Thursday 14 January 2010

Local firewater #1: Pox

Pronounced: Posh
Made from: Sugarcane
Tastes like: Alcohol
Best served: Mixed with murky fruit juice in a plastic glass to a chattery room full of confused, sniffing men dressed like Dave Lister. Add deafening reggaeton music to taste.


I've been greatly inspired by this list of regional alcoholic drinks.
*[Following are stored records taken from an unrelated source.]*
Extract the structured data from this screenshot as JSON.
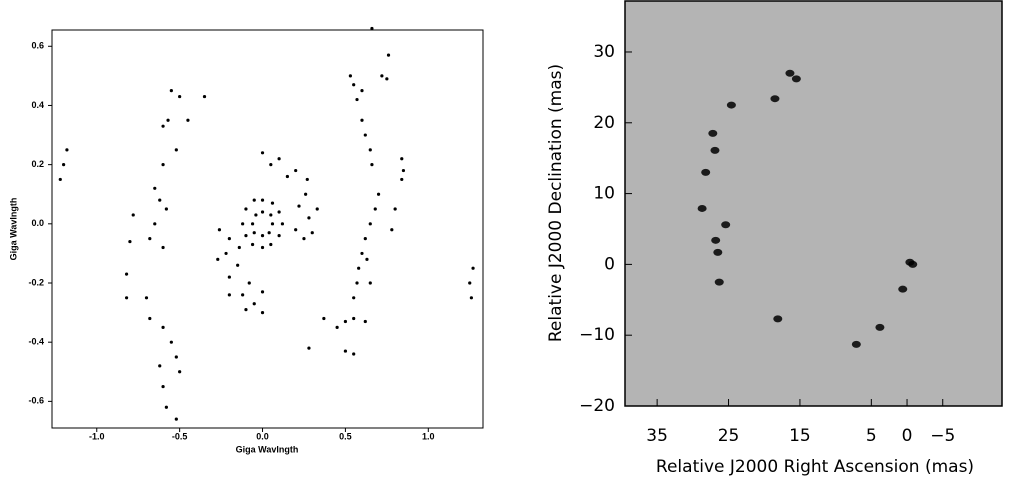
{
  "chart_data": [
    {
      "type": "scatter",
      "xlabel": "Giga Wavlngth",
      "ylabel": "Giga Wavlngth",
      "color": "#000000",
      "xlim": [
        -1.27,
        1.33
      ],
      "ylim": [
        -0.69,
        0.655
      ],
      "xticks": [
        {
          "value": -1,
          "label": "-1.0"
        },
        -0.5,
        {
          "value": 0,
          "label": "0.0"
        },
        0.5,
        {
          "value": 1,
          "label": "1.0"
        }
      ],
      "yticks": [
        -0.6,
        -0.4,
        -0.2,
        {
          "value": 0,
          "label": "0.0"
        },
        0.2,
        0.4,
        0.6
      ],
      "x": [
        0,
        0.06,
        0.1,
        0.12,
        0.1,
        0.05,
        0,
        -0.06,
        -0.1,
        -0.12,
        -0.1,
        -0.05,
        0,
        0.05,
        0.06,
        0.04,
        0,
        -0.05,
        -0.06,
        -0.04,
        0,
        0.1,
        0.2,
        0.26,
        0.28,
        0.25,
        0.15,
        0.22,
        0.2,
        0.05,
        0.27,
        0.33,
        0.3,
        -0.2,
        -0.22,
        -0.2,
        -0.12,
        -0.05,
        -0.14,
        -0.15,
        -0.08,
        0,
        -0.26,
        -0.27,
        -0.2,
        -0.1,
        0,
        0.53,
        0.57,
        0.6,
        0.62,
        0.65,
        0.66,
        0.55,
        0.6,
        0.72,
        0.75,
        0.84,
        0.85,
        0.84,
        0.7,
        0.68,
        0.65,
        0.62,
        0.6,
        0.63,
        0.58,
        0.57,
        0.55,
        0.65,
        0.8,
        0.78,
        0.55,
        0.5,
        0.45,
        0.37,
        0.28,
        0.5,
        0.55,
        0.62,
        0.66,
        0.76,
        -0.55,
        -0.5,
        -0.57,
        -0.6,
        -0.45,
        -0.35,
        -0.52,
        -0.6,
        -0.65,
        -0.62,
        -0.58,
        -0.65,
        -0.68,
        -0.6,
        -0.78,
        -0.8,
        -0.82,
        -0.82,
        -0.7,
        -0.68,
        -0.6,
        -0.55,
        -0.52,
        -0.5,
        -0.62,
        -0.6,
        -0.58,
        -0.52,
        -1.18,
        -1.2,
        -1.22,
        1.25,
        1.26,
        1.27
      ],
      "values": [
        0.08,
        0.07,
        0.04,
        0,
        -0.04,
        -0.07,
        -0.08,
        -0.07,
        -0.04,
        0,
        0.05,
        0.08,
        0.04,
        0.03,
        0,
        -0.03,
        -0.04,
        -0.03,
        0,
        0.03,
        0.24,
        0.22,
        0.18,
        0.1,
        0.02,
        -0.05,
        0.16,
        0.06,
        -0.02,
        0.2,
        0.15,
        0.05,
        -0.03,
        -0.05,
        -0.1,
        -0.18,
        -0.24,
        -0.27,
        -0.08,
        -0.14,
        -0.2,
        -0.23,
        -0.02,
        -0.12,
        -0.24,
        -0.29,
        -0.3,
        0.5,
        0.42,
        0.35,
        0.3,
        0.25,
        0.2,
        0.47,
        0.45,
        0.5,
        0.49,
        0.22,
        0.18,
        0.15,
        0.1,
        0.05,
        0,
        -0.05,
        -0.1,
        -0.12,
        -0.15,
        -0.2,
        -0.25,
        -0.2,
        0.05,
        -0.02,
        -0.32,
        -0.33,
        -0.35,
        -0.32,
        -0.42,
        -0.43,
        -0.44,
        -0.33,
        0.66,
        0.57,
        0.45,
        0.43,
        0.35,
        0.33,
        0.35,
        0.43,
        0.25,
        0.2,
        0.12,
        0.08,
        0.05,
        0,
        -0.05,
        -0.08,
        0.03,
        -0.06,
        -0.17,
        -0.25,
        -0.25,
        -0.32,
        -0.35,
        -0.4,
        -0.45,
        -0.5,
        -0.48,
        -0.55,
        -0.62,
        -0.66,
        0.25,
        0.2,
        0.15,
        -0.2,
        -0.25,
        -0.15
      ]
    },
    {
      "type": "image",
      "xlabel": "Relative J2000 Right Ascension (mas)",
      "ylabel": "Relative J2000 Declination (mas)",
      "color": "#000000",
      "background": "#b4b4b4",
      "xlim": [
        39.5,
        -13.3
      ],
      "ylim": [
        -20,
        37.2
      ],
      "xticks": [
        35,
        25,
        15,
        5,
        0,
        {
          "value": -5,
          "label": "−5"
        }
      ],
      "yticks": [
        {
          "value": -20,
          "label": "−20"
        },
        {
          "value": -10,
          "label": "−10"
        },
        0,
        10,
        20,
        30
      ],
      "x": [
        16.4,
        15.5,
        18.5,
        24.6,
        27.2,
        26.9,
        28.2,
        28.7,
        25.4,
        26.8,
        26.5,
        26.3,
        -0.4,
        -0.8,
        0.6,
        18.1,
        3.8,
        7.1
      ],
      "values": [
        27,
        26.2,
        23.4,
        22.5,
        18.5,
        16.1,
        13,
        7.9,
        5.6,
        3.4,
        1.7,
        -2.5,
        0.3,
        0,
        -3.5,
        -7.7,
        -8.9,
        -11.3
      ]
    }
  ]
}
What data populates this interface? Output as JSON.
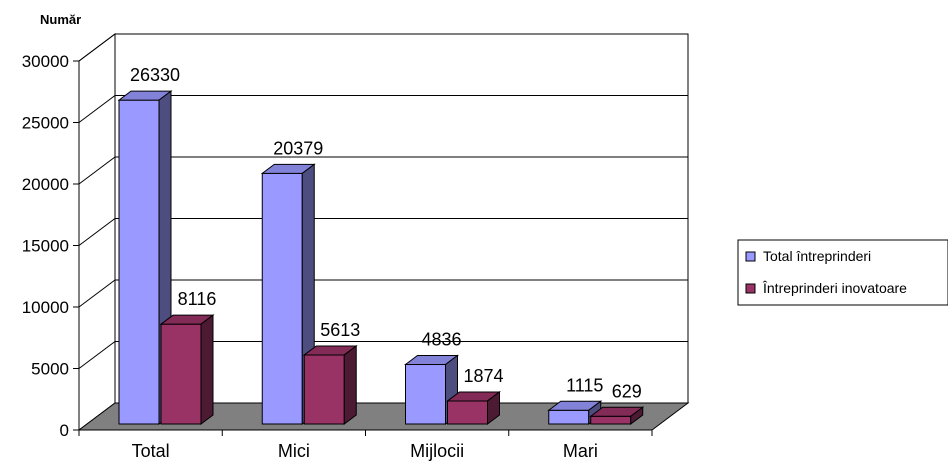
{
  "chart_data": {
    "type": "bar",
    "ylabel": "Număr",
    "categories": [
      "Total",
      "Mici",
      "Mijlocii",
      "Mari"
    ],
    "series": [
      {
        "name": "Total întreprinderi",
        "values": [
          26330,
          20379,
          4836,
          1115
        ],
        "color": "#9999ff"
      },
      {
        "name": "Întreprinderi inovatoare",
        "values": [
          8116,
          5613,
          1874,
          629
        ],
        "color": "#993366"
      }
    ],
    "ylim": [
      0,
      30000
    ],
    "yticks": [
      0,
      5000,
      10000,
      15000,
      20000,
      25000,
      30000
    ],
    "grid": true,
    "legend_position": "right",
    "style": "3d-clustered-column"
  }
}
I'm treating it as something of a to-do list for the next few months.

Upcoming highlights could include:
chorreado: in Mexico State, Morelos and Guerrero, a mixture of whiskey, milk, chocolate, sugar, and, sometimes, egg

huazamoteco: in Durango, alcohol diluted with water, with tequila

torito: dozens of recipes; in Mexico State, it is often tequila or rum mixed with orange juice, vinegar, onion and chili pepper; in Guerrero, mescal cured with vinegar, green chili pepper, onion, tomato, and cheese; in Veracruz, rum with fruits, such as guava, mamey, limon and peanuts, mixed with condensed milk, regular milk, and ice.

Readers connected to the sponsorship departments at Rennies, Tums, Alka-selzter or Pepto-bismol should note that my email address remains at the top of the page. Lets talk.

The list is from the Mexican Mercados website, an idiosyncratic guide to the markets of Mexico. I particularly like their taxonomy of fruit: small, roundish, yellow fruits; baseball-sized fruits and Misc. large fruits which has so far proven very useful.